El mismo cacique, al frente de un grupo de fieles vasallos, entre los que se contaban altos guerreros, sería el encargado de conducirlas. Llegaron a las primeras estribaciones del macizo andino. Se internaron por los angostos vericuetos de la montaña, y marcharon sin descanso en su afán de llegar cuanto antes a su destino. Entonces distinguieron, a lo lejos, un grupo de gente armada que de inmediato reconocieron como enemigos. Previendo una traición, los indígenas decidieron esconder la valiosa carga en el más seguro lugar de la montaña. Grandes conocedores del terreno, nada les fue más fácil y muy pronto su labor quedó terminada.
Sobrevino luego la lucha, en la que los nativos, inferiores en número, fueron vencidos y muertos. Los atacantes, ya dueños de la situación trataron de arrancar su secreto a la montaña. Al llegar al lugar donde fuera depositado el tesoro y cuando ya se creían dueños de él, chorros de agua hirviendo surgieron de entre las piedras, envolviéndolos. Hallaron la muerte allí donde fueron a buscar riquezas”.
Este núcleo argumental ha sido recogido por la literatura mendocina: el primer ejemplo Termalia (1927) de Carlos Ponce (1863-1939), novela costumbrista que describe el paraje cordillerano de las Termas de Cacheuta y el lujoso hotel donde se daba cita la sociedad mendocina a comienzos del siglo XX. La leyenda aparece en el marco de una conversación entre dos de los pasajeros del hotel, y Ponce la enriquece con otros personajes que buscan conquistar el famoso tesoro, sin lograrlo.

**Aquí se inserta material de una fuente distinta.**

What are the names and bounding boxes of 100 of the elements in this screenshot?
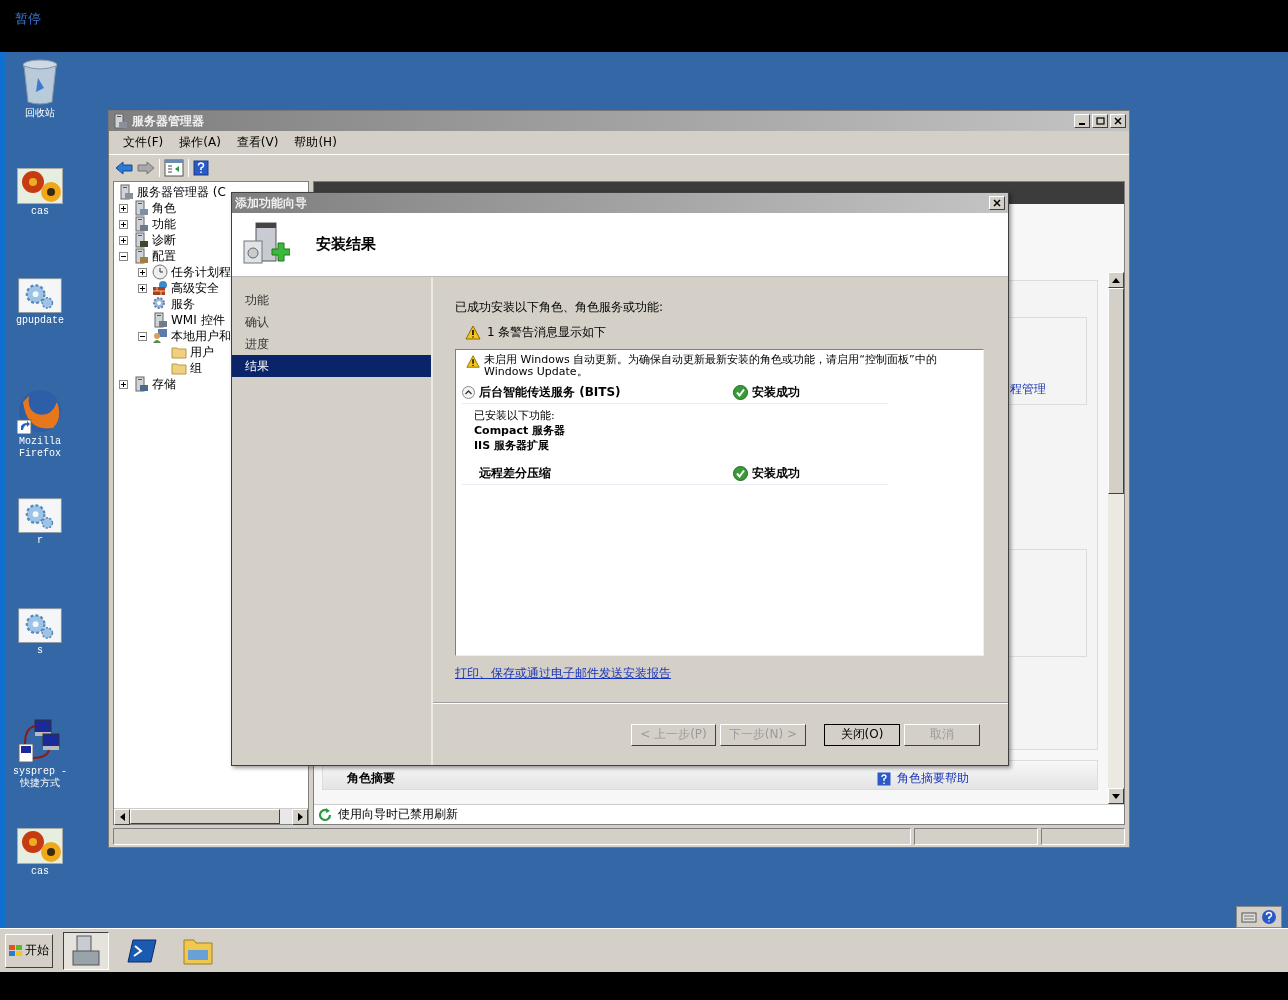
desktop-icon-label[interactable]: sysprep - 快捷方式 [7, 766, 73, 790]
clock-icon [152, 264, 168, 280]
wizard-step[interactable]: 功能 [232, 289, 431, 311]
tree-item[interactable]: WMI 控件 [171, 311, 225, 329]
close-icon [993, 199, 1001, 207]
result-detail: IIS 服务器扩展 [473, 438, 550, 453]
scroll-right-button[interactable] [292, 809, 308, 825]
folder-icon [171, 361, 187, 375]
intro-text: 已成功安装以下角色、角色服务或功能: [455, 299, 665, 316]
desktop-icon-label[interactable]: 回收站 [7, 108, 73, 120]
warning-icon [465, 325, 481, 340]
wizard-step[interactable]: 进度 [232, 333, 431, 355]
back-arrow-icon[interactable] [115, 161, 133, 175]
tree-item[interactable]: 功能 [152, 215, 176, 233]
start-button[interactable]: 开始 [5, 933, 53, 968]
desktop-icon-label[interactable]: cas [7, 866, 73, 878]
server-icon [133, 248, 149, 264]
console-tree-icon[interactable] [164, 159, 184, 177]
collapse-toggle[interactable] [138, 331, 147, 341]
help-icon[interactable] [193, 160, 209, 176]
expand-toggle[interactable] [138, 267, 147, 277]
expand-toggle[interactable] [119, 379, 128, 389]
tree-item[interactable]: 配置 [152, 247, 176, 265]
desktop-icon-label[interactable]: r [7, 535, 73, 548]
horizontal-scrollbar[interactable] [114, 808, 308, 824]
report-link[interactable]: 打印、保存或通过电子邮件发送安装报告 [455, 666, 671, 680]
expand-toggle[interactable] [138, 283, 147, 293]
warning-count: 1 条警告消息显示如下 [487, 324, 607, 341]
server-icon [118, 184, 134, 200]
flower-image-icon[interactable] [17, 828, 63, 864]
minimize-button[interactable] [1074, 114, 1090, 128]
tree-item[interactable]: 任务计划程 [171, 263, 231, 281]
refresh-icon [318, 807, 332, 822]
desktop-icon-label[interactable]: gpupdate [7, 315, 73, 328]
gears-icon [18, 608, 62, 644]
server-icon [133, 376, 149, 392]
result-detail: 已安装以下功能: [473, 408, 556, 423]
help-link[interactable]: 角色摘要帮助 [897, 770, 969, 787]
dialog-title: 添加功能向导 [235, 194, 307, 212]
tree-item[interactable]: 高级安全 [171, 279, 219, 297]
plus-icon [139, 284, 146, 292]
flower-image-icon[interactable] [17, 168, 63, 204]
maximize-button[interactable] [1092, 114, 1108, 128]
desktop-icon-label[interactable]: cas [7, 206, 73, 218]
tree-item[interactable]: 本地用户和 [171, 327, 231, 345]
menu-item[interactable]: 查看(V) [228, 134, 287, 151]
server-icon [152, 312, 168, 328]
pause-status: 暂停 [15, 11, 41, 26]
server-icon [133, 200, 149, 216]
menu-item[interactable]: 帮助(H) [286, 134, 345, 151]
wizard-step[interactable]: 结果 [232, 355, 431, 377]
server-manager-taskbar-button[interactable] [63, 931, 109, 970]
result-detail: Compact 服务器 [473, 423, 566, 438]
result-name: 远程差分压缩 [479, 465, 552, 482]
expand-toggle[interactable] [119, 203, 128, 213]
up-arrow-icon [1112, 277, 1120, 283]
panel-link[interactable]: 程管理 [1010, 381, 1046, 398]
window-title: 服务器管理器 [132, 112, 204, 130]
wizard-step[interactable]: 确认 [232, 311, 431, 333]
tree-item[interactable]: 用户 [190, 343, 214, 361]
scroll-down-button[interactable] [1108, 788, 1124, 804]
desktop-icon-label[interactable]: Mozilla Firefox [7, 436, 73, 460]
warning-message: 未启用 Windows 自动更新。为确保自动更新最新安装的角色或功能，请启用“控制面板”中的 Windows Update。 [484, 354, 938, 378]
section-title: 角色摘要 [347, 770, 395, 787]
gear-icon [152, 296, 168, 312]
tree-item[interactable]: 角色 [152, 199, 176, 217]
close-button[interactable] [1110, 114, 1126, 128]
networked-computers-icon[interactable] [17, 718, 63, 764]
collapse-toggle[interactable] [119, 251, 128, 261]
menu-item[interactable]: 文件(F) [115, 134, 172, 151]
plus-icon [120, 380, 127, 388]
down-arrow-icon [1112, 793, 1120, 799]
recycle-bin-icon[interactable] [20, 58, 60, 106]
folder-icon [171, 345, 187, 359]
help-icon[interactable] [1261, 909, 1277, 925]
scroll-left-button[interactable] [114, 809, 130, 825]
check-icon [733, 466, 748, 481]
plus-icon [139, 268, 146, 276]
tree-item[interactable]: 组 [190, 359, 202, 377]
right-arrow-icon [297, 813, 303, 821]
collapse-chevron-icon[interactable] [462, 386, 475, 399]
help-icon[interactable] [877, 771, 891, 786]
vertical-scrollbar[interactable] [1108, 272, 1124, 804]
tree-item[interactable]: 服务器管理器 (C [137, 183, 226, 201]
left-arrow-icon [119, 813, 125, 821]
gears-icon [18, 278, 62, 314]
expand-toggle[interactable] [119, 219, 128, 229]
close-button[interactable] [989, 196, 1005, 210]
tree-item[interactable]: 存储 [152, 375, 176, 393]
flag-icon [8, 943, 24, 958]
scroll-up-button[interactable] [1108, 272, 1124, 288]
expand-toggle[interactable] [119, 235, 128, 245]
menu-item[interactable]: 操作(A) [171, 134, 229, 151]
brick-wall-globe-icon [152, 280, 168, 296]
result-status: 安装成功 [752, 465, 800, 482]
tree-item[interactable]: 服务 [171, 295, 195, 313]
tree-item[interactable]: 诊断 [152, 231, 176, 249]
desktop-icon-label[interactable]: s [7, 645, 73, 658]
globe-fox-icon[interactable] [17, 388, 63, 434]
wizard-button[interactable]: 关闭(O) [824, 723, 900, 746]
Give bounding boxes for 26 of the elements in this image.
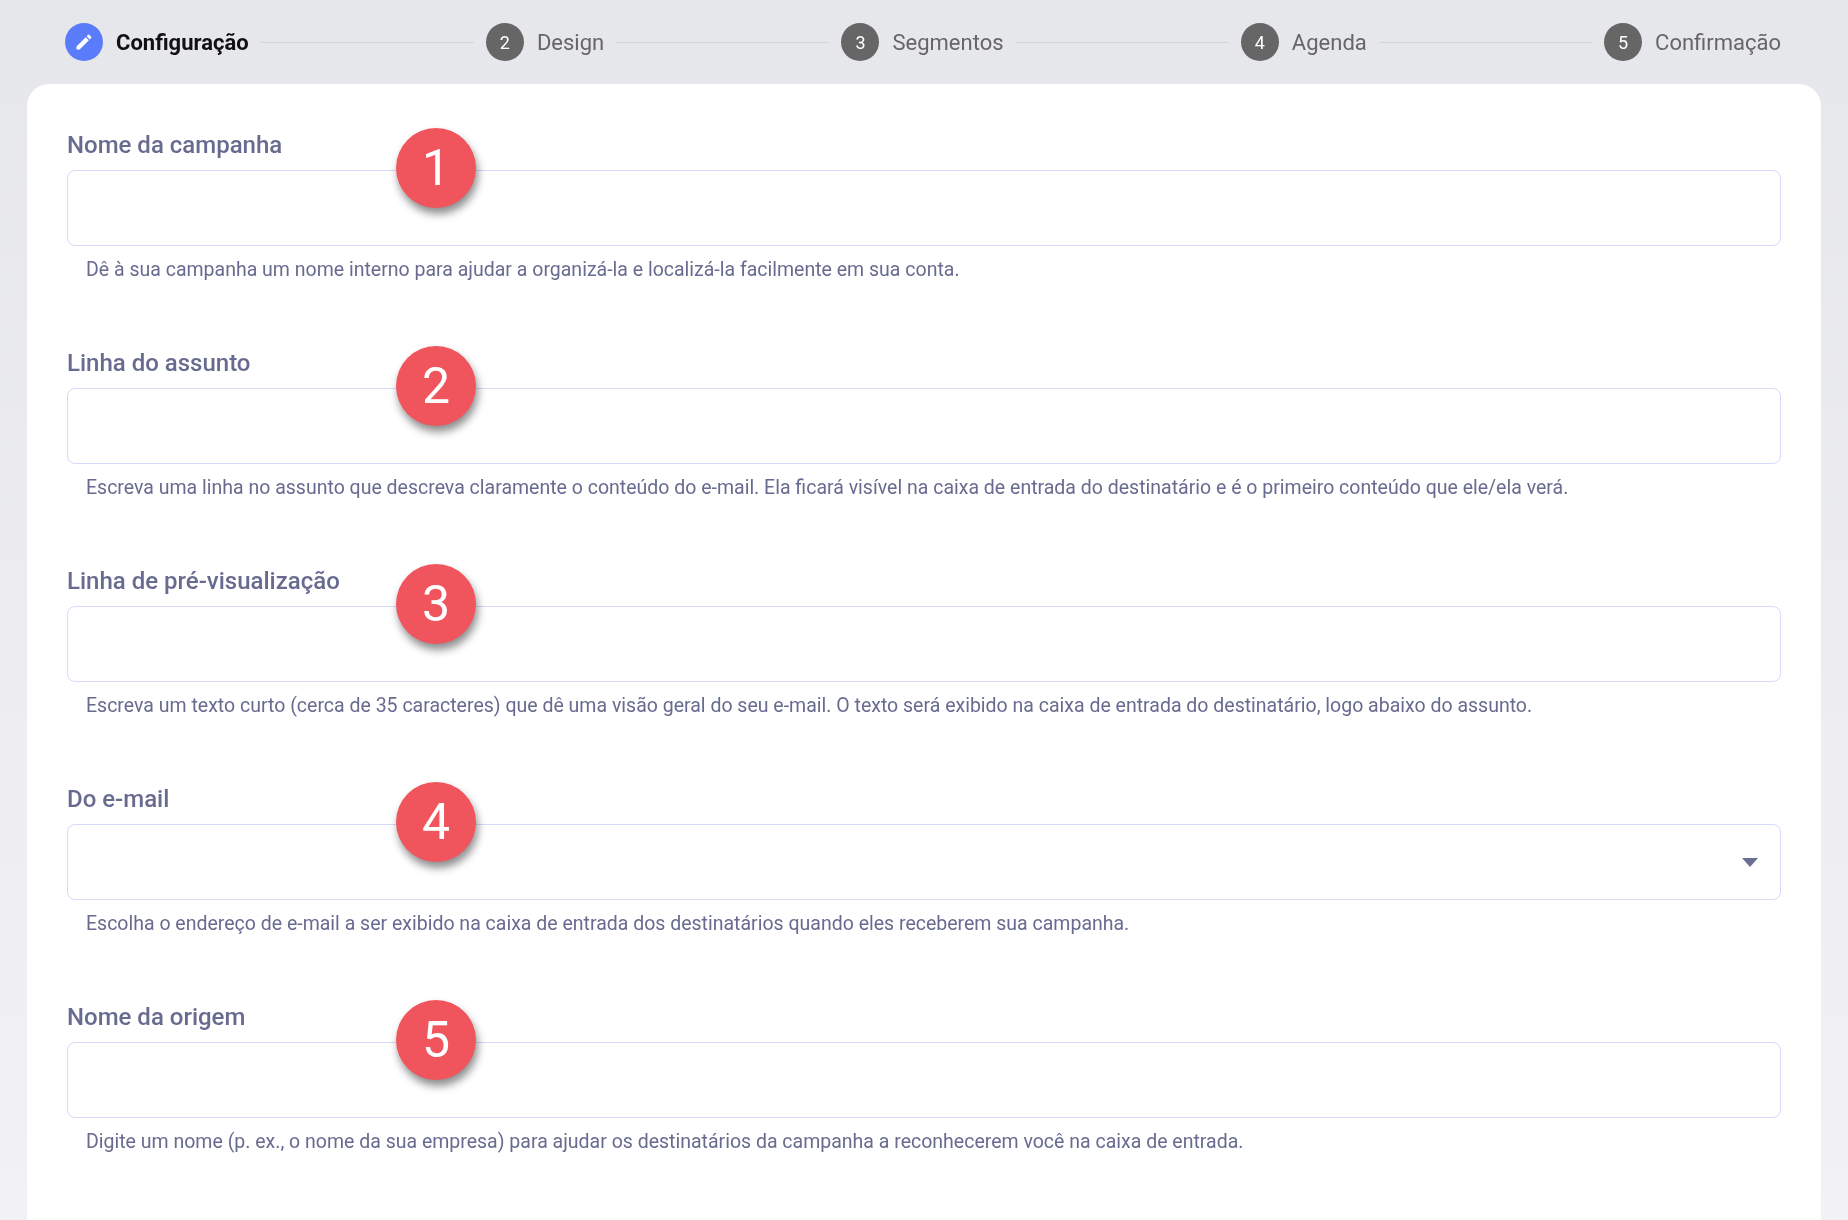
step-number[interactable]: 5	[1604, 23, 1643, 61]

Más recientemente Miguel A. Guzzante (1942-2009) en su novela Un brillo en la montaña (póstuma, 2016) nos ofrece una recreación que en cierto modo es costumbrista, por cuanto evoca –como Ponce, aunque más modernamente- toda una forma de vida que se perpetúa en el cumplimiento de ciertos ritos y prácticas sociales. Pero además incursiona por otras modalidades genéricas: contiene un enigma policial con todos los atributos del género, incluyendo una original recreación del “motivo del cuarto cerrado”, que en este caso es el lujoso hotel, aislado por su ubicación señera en medio de la montaña; no faltan tampoco los detectives y toda laya de pícaros y delincuentes, de profesión u ocasionales. Y, por cierto, la búsqueda del proverbial tesoro.
Posteriormente, en 1994 se realizó con concurso literario con motivo de la apertura del nuevo hotel de Cacheuta. El ganador fue Pablo Colombi (1963) con un cuento titulado “La red de oro”; en él se teje una trama policial que combina la búsqueda del legendario tesoro con el ingenio de auténticos ladrones que logran desvalijar a los incautos veraneantes, en un final irónico que parece clausurar no solo el cuento sino también el espejismo de la riqueza que provee la leyenda, tal como insinúa el narrador: “Divertidísimo, caminé solitario por los pasillos del hotel admirando las habitaciones abiertas, los cajones deslenguados. Las valijas violentadas, los monederos desflorados, los alhajeros boca abajo y la caja fuerte del hotel, escandalosamente vacía. Escuché no muy lejos la bocina de los Pacholski al cruzarse con la excursión que volvía del túnel, desengañada, sucia, enfurruñada porque el oro, el único oro de Cacheuta, escapaba en el auto de los Pacholski”.